With help from Southold Town, volunteer groups are also assisting the elderly take on ordinary tasks beyond picking up groceries, including post office runs or getting yellow bags for household waste.

Southold Lions Club president Judi Perez, who works the evening shift as a nurse at the Westhampton Care Center, said she and five other volunteers have been shopping for a dozen people — and she hope more will reach out.

“You’re dealing with a very proud generation,” she said. “Some don’t want to reach out and ask for help.”

Southold Town government liaison officer Denis Noncarrow estimated that the crew of volunteers has helped around 150 residents receive groceries and other essential items in the past several weeks.

“All day long, we’re constantly on the phone,” he said, with elderly residents and other members of the high-risk population, including cancer patients or those who have recently had surgeries. “It’s not all seniors, but people who, for one reason or another, shouldn’t really be going out.”

Charles Gueli, who heads the Mattituck Laurel Civic Association, said they too have about a dozen grocery routes being fulfilled. He said volunteers are asked to abide by a strict set of protocols to minimize harm and contact with others while providing the service.

Each volunteer is able to discuss the list of supplies needed over the phone and coordinate payment, often relying on a level of trust. The volunteers are asked to wear gloves and a mask and leave the groceries at the front door, unless the person is unable to bring them inside. In that event, Mr. Gueli said volunteers are mindful about maintaining social distance and not touching anything inside the homes.

“They’re making friends in the process,” he said, adding that the effort has made him feel proud to live here. “It’s a great place where people come together. Everyone’s attitude is that we’re all in this together and we’re going to get through it together.”

Councilwoman Jill Doherty, who helped to spearhead the initiative, said anyone who could use help should contact Mr. Noncarrow at 631-765-5806 or visit the town website for more information.

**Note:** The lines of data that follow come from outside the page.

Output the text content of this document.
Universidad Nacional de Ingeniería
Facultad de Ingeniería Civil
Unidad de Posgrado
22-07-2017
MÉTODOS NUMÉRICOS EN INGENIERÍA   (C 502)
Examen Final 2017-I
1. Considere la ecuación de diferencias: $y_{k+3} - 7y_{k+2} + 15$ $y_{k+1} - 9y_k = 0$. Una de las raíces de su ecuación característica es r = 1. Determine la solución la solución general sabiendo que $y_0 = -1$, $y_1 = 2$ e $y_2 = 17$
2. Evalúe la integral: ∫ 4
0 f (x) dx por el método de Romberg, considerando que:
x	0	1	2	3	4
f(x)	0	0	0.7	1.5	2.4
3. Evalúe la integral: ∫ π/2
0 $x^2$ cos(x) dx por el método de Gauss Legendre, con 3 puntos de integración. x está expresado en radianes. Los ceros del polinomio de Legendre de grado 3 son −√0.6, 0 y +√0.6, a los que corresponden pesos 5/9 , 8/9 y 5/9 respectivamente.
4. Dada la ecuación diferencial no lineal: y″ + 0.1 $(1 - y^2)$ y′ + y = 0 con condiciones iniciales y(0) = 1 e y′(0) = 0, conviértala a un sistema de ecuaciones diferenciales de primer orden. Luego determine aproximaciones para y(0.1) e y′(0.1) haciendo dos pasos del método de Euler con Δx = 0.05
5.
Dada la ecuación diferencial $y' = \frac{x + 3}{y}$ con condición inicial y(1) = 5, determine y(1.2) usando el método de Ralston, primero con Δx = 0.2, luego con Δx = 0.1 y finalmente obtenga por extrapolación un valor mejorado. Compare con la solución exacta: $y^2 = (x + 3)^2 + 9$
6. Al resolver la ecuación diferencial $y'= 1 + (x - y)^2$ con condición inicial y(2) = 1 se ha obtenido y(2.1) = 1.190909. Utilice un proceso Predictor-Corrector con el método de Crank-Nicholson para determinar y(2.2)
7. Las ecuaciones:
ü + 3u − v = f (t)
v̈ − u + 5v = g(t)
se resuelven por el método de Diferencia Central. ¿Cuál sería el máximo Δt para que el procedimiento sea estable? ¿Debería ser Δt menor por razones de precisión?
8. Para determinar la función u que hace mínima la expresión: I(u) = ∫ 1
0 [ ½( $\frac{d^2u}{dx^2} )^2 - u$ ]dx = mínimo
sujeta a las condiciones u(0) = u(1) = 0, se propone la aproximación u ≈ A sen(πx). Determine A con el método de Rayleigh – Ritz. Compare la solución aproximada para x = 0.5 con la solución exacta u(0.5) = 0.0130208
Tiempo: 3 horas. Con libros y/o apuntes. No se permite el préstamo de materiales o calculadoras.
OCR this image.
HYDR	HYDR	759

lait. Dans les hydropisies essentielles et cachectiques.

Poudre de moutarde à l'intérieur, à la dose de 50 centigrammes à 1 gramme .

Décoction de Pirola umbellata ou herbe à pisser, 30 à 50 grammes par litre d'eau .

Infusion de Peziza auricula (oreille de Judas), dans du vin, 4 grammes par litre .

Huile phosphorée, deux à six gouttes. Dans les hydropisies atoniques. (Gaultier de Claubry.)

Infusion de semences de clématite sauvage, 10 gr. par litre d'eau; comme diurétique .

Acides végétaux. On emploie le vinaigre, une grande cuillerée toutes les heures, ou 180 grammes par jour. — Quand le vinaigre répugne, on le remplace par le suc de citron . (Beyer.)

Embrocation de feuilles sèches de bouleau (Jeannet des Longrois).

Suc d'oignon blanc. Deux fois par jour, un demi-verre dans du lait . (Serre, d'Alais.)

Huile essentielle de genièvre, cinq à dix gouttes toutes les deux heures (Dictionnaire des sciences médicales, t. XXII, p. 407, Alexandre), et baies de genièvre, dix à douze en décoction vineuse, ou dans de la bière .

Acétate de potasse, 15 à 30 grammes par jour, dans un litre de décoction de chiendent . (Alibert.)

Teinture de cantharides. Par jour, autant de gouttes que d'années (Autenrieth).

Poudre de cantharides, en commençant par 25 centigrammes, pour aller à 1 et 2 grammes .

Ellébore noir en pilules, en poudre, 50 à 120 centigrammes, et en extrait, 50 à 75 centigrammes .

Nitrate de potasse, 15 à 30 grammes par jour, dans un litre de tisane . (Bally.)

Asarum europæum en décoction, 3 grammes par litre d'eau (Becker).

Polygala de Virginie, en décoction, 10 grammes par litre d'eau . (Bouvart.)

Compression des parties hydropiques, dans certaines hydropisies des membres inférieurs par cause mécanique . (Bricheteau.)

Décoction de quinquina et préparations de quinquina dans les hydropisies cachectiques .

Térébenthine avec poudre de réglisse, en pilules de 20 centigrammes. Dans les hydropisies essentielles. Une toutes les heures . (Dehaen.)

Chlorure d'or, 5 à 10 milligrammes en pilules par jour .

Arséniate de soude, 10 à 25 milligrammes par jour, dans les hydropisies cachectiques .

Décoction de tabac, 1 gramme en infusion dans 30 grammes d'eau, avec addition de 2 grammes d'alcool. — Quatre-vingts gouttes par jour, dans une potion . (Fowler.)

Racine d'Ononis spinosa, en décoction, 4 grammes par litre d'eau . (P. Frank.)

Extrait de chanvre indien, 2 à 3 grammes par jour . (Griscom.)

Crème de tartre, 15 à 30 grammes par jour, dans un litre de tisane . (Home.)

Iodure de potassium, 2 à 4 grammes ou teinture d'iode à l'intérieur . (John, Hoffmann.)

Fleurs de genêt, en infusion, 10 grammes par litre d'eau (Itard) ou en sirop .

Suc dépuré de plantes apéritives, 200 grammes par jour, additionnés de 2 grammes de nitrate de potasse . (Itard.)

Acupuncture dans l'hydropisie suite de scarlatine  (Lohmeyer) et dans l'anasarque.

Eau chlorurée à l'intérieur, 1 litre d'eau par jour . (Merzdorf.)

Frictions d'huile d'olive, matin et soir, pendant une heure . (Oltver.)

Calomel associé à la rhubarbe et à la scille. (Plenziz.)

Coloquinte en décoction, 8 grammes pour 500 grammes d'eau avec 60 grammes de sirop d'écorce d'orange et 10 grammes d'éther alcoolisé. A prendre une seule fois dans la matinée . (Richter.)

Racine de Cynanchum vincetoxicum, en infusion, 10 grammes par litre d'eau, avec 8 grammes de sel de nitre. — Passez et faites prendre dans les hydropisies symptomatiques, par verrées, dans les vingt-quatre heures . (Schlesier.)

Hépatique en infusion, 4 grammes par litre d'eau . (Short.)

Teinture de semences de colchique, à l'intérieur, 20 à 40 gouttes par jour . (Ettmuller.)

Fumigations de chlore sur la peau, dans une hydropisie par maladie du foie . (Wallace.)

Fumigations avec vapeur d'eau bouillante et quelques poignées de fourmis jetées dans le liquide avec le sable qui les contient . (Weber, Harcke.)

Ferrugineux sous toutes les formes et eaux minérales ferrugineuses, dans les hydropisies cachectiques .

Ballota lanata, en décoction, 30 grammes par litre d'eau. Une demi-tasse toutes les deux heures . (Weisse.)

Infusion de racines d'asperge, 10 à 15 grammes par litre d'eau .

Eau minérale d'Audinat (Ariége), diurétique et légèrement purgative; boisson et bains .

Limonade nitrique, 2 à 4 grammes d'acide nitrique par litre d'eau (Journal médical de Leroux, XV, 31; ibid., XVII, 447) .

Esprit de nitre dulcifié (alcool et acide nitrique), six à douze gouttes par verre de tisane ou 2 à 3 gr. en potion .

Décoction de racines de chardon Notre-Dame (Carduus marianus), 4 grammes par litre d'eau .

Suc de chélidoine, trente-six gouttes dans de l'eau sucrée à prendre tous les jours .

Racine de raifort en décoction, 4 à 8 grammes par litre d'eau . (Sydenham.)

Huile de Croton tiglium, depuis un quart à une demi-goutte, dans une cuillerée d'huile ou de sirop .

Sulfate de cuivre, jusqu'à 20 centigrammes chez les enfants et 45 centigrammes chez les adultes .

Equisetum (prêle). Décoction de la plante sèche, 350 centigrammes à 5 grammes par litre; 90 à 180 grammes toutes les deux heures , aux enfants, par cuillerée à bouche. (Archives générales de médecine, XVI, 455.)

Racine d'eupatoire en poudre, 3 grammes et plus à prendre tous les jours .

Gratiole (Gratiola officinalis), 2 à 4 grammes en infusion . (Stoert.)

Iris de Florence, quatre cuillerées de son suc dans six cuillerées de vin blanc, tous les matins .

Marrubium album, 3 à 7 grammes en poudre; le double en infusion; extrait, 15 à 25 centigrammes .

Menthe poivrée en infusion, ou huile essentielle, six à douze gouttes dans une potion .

“Don’t feel bad about calling. Even if you’re 25 and have to be quarantined and you live alone,” she said.

Anne Murray of the East Marion Community Association said she’s never felt more of a sense of community as civic groups and other organizations from each hamlet have banded together, creating a unified website and Facebook page to get information out there.

“We’re all working together, and I think that’s helped people a lot,” she said.

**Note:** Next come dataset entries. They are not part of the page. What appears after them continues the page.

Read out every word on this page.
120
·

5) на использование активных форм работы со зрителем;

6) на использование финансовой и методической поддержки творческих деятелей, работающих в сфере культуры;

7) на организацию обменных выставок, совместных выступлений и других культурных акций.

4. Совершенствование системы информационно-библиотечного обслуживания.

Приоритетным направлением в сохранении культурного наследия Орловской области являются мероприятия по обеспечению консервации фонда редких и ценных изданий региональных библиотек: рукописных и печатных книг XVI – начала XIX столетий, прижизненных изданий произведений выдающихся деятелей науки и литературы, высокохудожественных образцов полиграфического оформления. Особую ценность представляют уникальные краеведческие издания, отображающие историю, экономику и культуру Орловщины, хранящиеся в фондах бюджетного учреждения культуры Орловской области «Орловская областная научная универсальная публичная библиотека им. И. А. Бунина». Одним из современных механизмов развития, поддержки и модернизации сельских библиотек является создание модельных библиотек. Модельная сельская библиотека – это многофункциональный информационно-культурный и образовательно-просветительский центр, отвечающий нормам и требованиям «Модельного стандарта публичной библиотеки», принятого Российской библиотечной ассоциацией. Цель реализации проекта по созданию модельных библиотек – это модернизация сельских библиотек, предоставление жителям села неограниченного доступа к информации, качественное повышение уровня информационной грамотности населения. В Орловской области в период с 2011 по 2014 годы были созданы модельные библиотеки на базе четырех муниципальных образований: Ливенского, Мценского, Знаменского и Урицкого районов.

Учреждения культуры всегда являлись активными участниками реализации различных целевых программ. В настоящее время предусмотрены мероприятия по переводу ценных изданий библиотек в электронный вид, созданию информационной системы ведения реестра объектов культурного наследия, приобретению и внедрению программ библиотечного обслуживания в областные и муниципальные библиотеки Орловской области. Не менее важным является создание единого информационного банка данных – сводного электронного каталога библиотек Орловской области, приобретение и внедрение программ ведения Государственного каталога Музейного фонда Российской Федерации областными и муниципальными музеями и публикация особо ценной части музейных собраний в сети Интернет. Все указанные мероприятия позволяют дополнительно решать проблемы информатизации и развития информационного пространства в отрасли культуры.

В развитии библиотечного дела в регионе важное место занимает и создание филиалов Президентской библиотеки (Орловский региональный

As for Mr. Kosmynka, he had a friend, Sean McDonald of Mattituck, help spread word of his service by distributing fliers around town. A website and Facebook posts also announce what Flying Fork Errands has to offer.

The first order came from family friends on the morning of March 25.

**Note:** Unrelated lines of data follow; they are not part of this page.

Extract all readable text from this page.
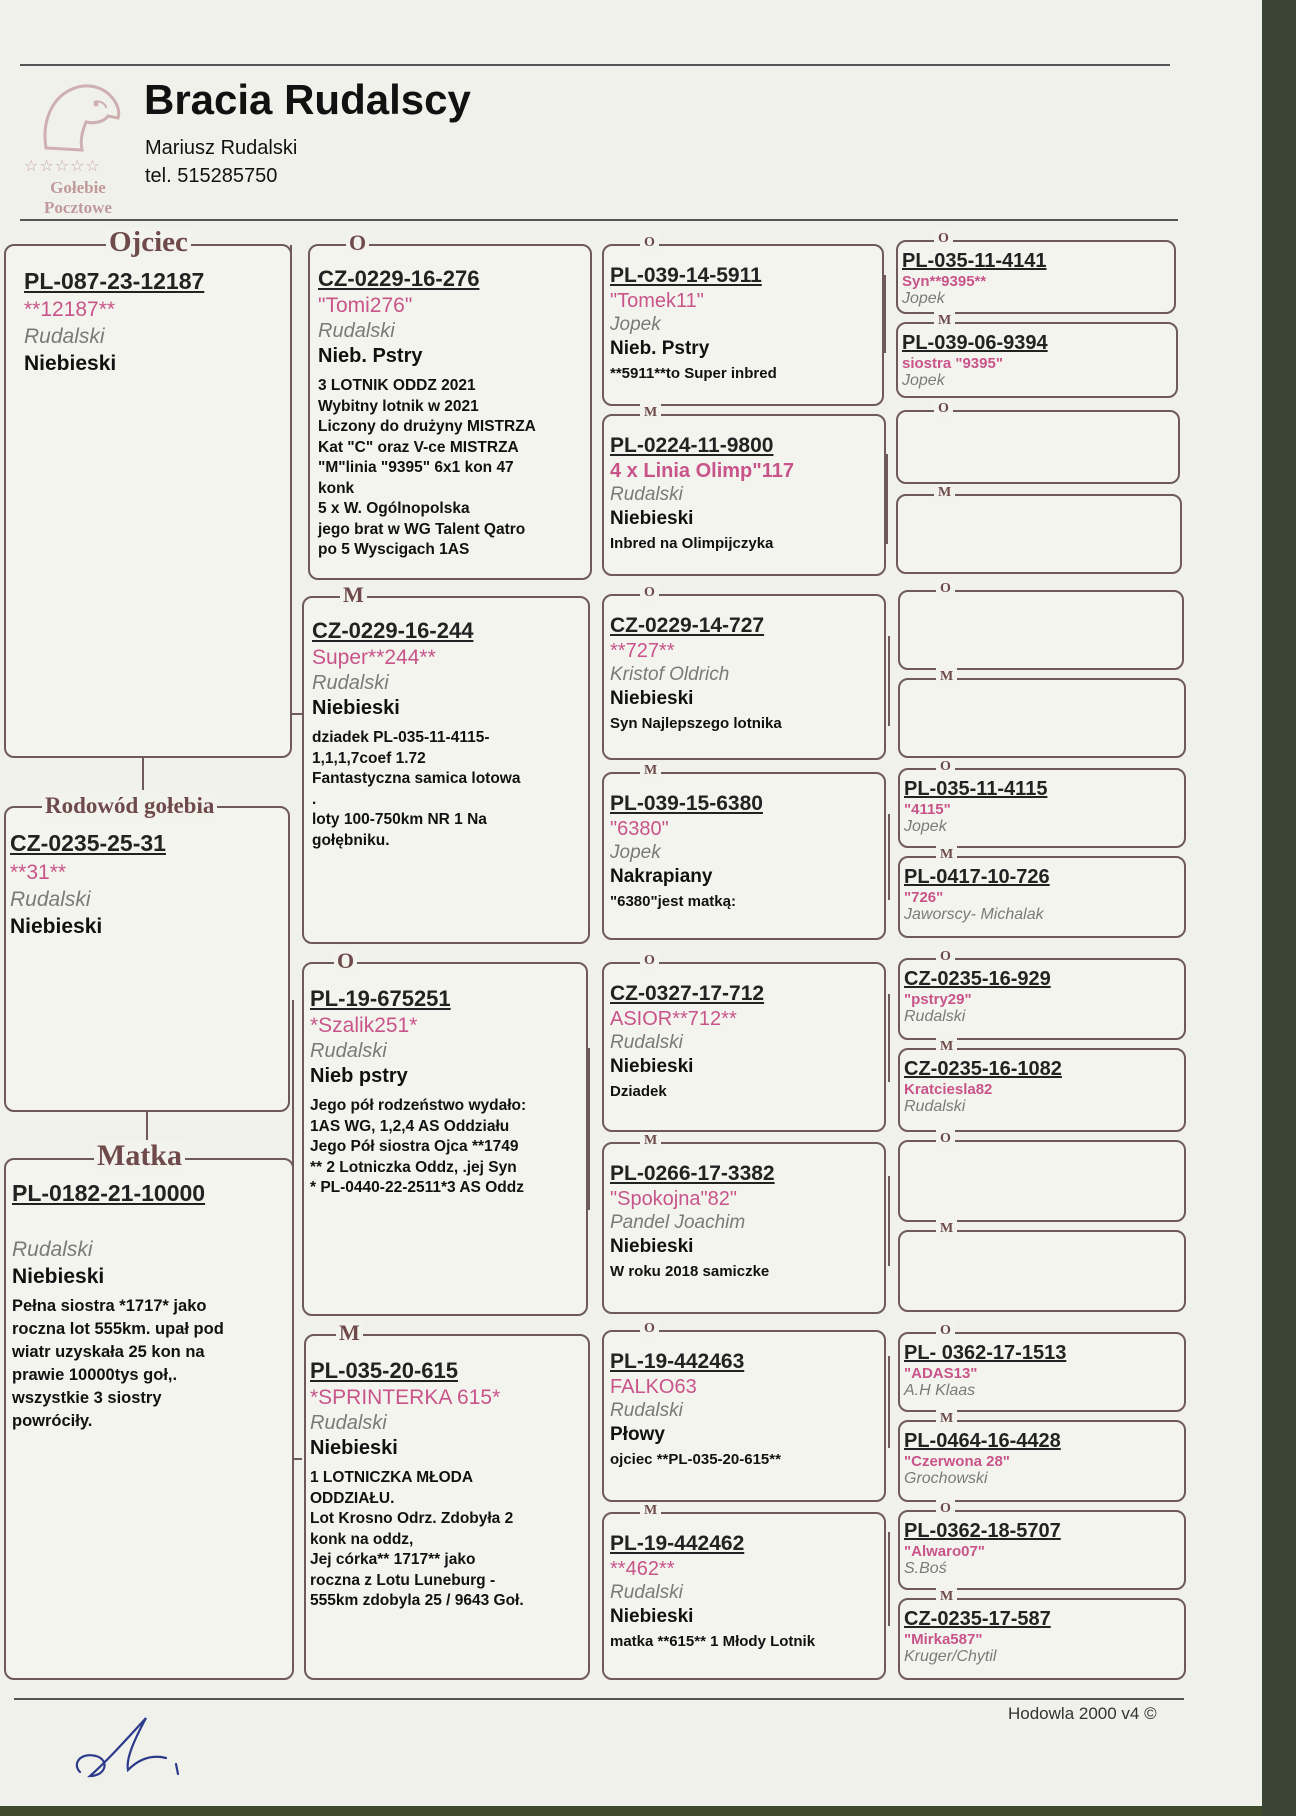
☆☆☆☆☆
Gołebie
Pocztowe
Bracia Rudalscy
Mariusz Rudalski
tel. 515285750
Ojciec
PL-087-23-12187
**12187**
Rudalski
Niebieski
Rodowód gołebia
CZ-0235-25-31
**31**
Rudalski
Niebieski
Matka
PL-0182-21-10000
Rudalski
Niebieski
Pełna siostra *1717* jako
roczna lot 555km. upał pod
wiatr uzyskała 25 kon na
prawie 10000tys goł,.
wszystkie 3 siostry
powróciły.
O
CZ-0229-16-276
"Tomi276"
Rudalski
Nieb. Pstry
3 LOTNIK ODDZ 2021
Wybitny lotnik w 2021
Liczony do drużyny MISTRZA
Kat "C" oraz V-ce MISTRZA
"M"linia "9395" 6x1 kon 47
konk
5 x W. Ogólnopolska
jego brat w WG Talent Qatro
po 5 Wyscigach 1AS
M
CZ-0229-16-244
Super**244**
Rudalski
Niebieski
dziadek PL-035-11-4115-
1,1,1,7coef 1.72
Fantastyczna samica lotowa
.
loty 100-750km NR 1 Na
gołębniku.
O
PL-19-675251
*Szalik251*
Rudalski
Nieb pstry
Jego pół rodzeństwo wydało:
1AS WG, 1,2,4 AS Oddziału
Jego Pół siostra Ojca **1749
** 2 Lotniczka Oddz, .jej Syn
* PL-0440-22-2511*3 AS Oddz
M
PL-035-20-615
*SPRINTERKA 615*
Rudalski
Niebieski
1 LOTNICZKA MŁODA
ODDZIAŁU.
Lot Krosno Odrz. Zdobyła 2
konk na oddz,
Jej córka** 1717** jako
roczna z Lotu Luneburg -
555km zdobyla 25 / 9643 Goł.
O
PL-039-14-5911
"Tomek11"
Jopek
Nieb. Pstry
**5911**to Super inbred
M
PL-0224-11-9800
4 x Linia Olimp"117
Rudalski
Niebieski
Inbred na Olimpijczyka
O
CZ-0229-14-727
**727**
Kristof Oldrich
Niebieski
Syn Najlepszego lotnika
M
PL-039-15-6380
"6380"
Jopek
Nakrapiany
"6380"jest matką:
O
CZ-0327-17-712
ASIOR**712**
Rudalski
Niebieski
Dziadek
M
PL-0266-17-3382
"Spokojna"82"
Pandel Joachim
Niebieski
W roku 2018 samiczke
O
PL-19-442463
FALKO63
Rudalski
Płowy
ojciec **PL-035-20-615**
M
PL-19-442462
**462**
Rudalski
Niebieski
matka **615** 1 Młody Lotnik
O
PL-035-11-4141
Syn**9395**
Jopek
M
PL-039-06-9394
siostra "9395"
Jopek
O
M
O
M
O
PL-035-11-4115
"4115"
Jopek
M
PL-0417-10-726
"726"
Jaworscy- Michalak
O
CZ-0235-16-929
"pstry29"
Rudalski
M
CZ-0235-16-1082
Kratciesla82
Rudalski
O
M
O
PL- 0362-17-1513
"ADAS13"
A.H Klaas
M
PL-0464-16-4428
"Czerwona 28"
Grochowski
O
PL-0362-18-5707
"Alwaro07"
S.Boś
M
CZ-0235-17-587
"Mirka587"
Kruger/Chytil
Hodowla 2000 v4 ©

“It went smoothly,” said Mr. Kosmynka. From March 25 through last week, the nascent business generated 26 customers, most of them placing orders on a weekly basis, he said.

“The feedback and response has been great,” he continued. “People seem to be very happy. They are very grateful for a service like this to be provided. At the same time, I realize this is a very difficult time for some people and a very scary time for some people, and if I can help them out by just leaving groceries at their door and if it makes them happy, then I’m happy.”

Mr. Kosmynka said there is more involved in the business than he initially envisioned, a sentiment Ms. Suess echoed, “but I don’t want to make it sound like it’s crazy. I went in with a very low expectation, so any bit of a higher [demand] threw me off,” he said.

Mr. Kosmynka has found that his younger customers tend to be second home owners from New York City and the older customers tend to be full-time local residents.

Mr. Kosmynka hasn’t received a grade on his business project yet, but he can envision the new business expanding.

“This was hypothetical,” he said. “I really didn’t think it was going to turn into anything.”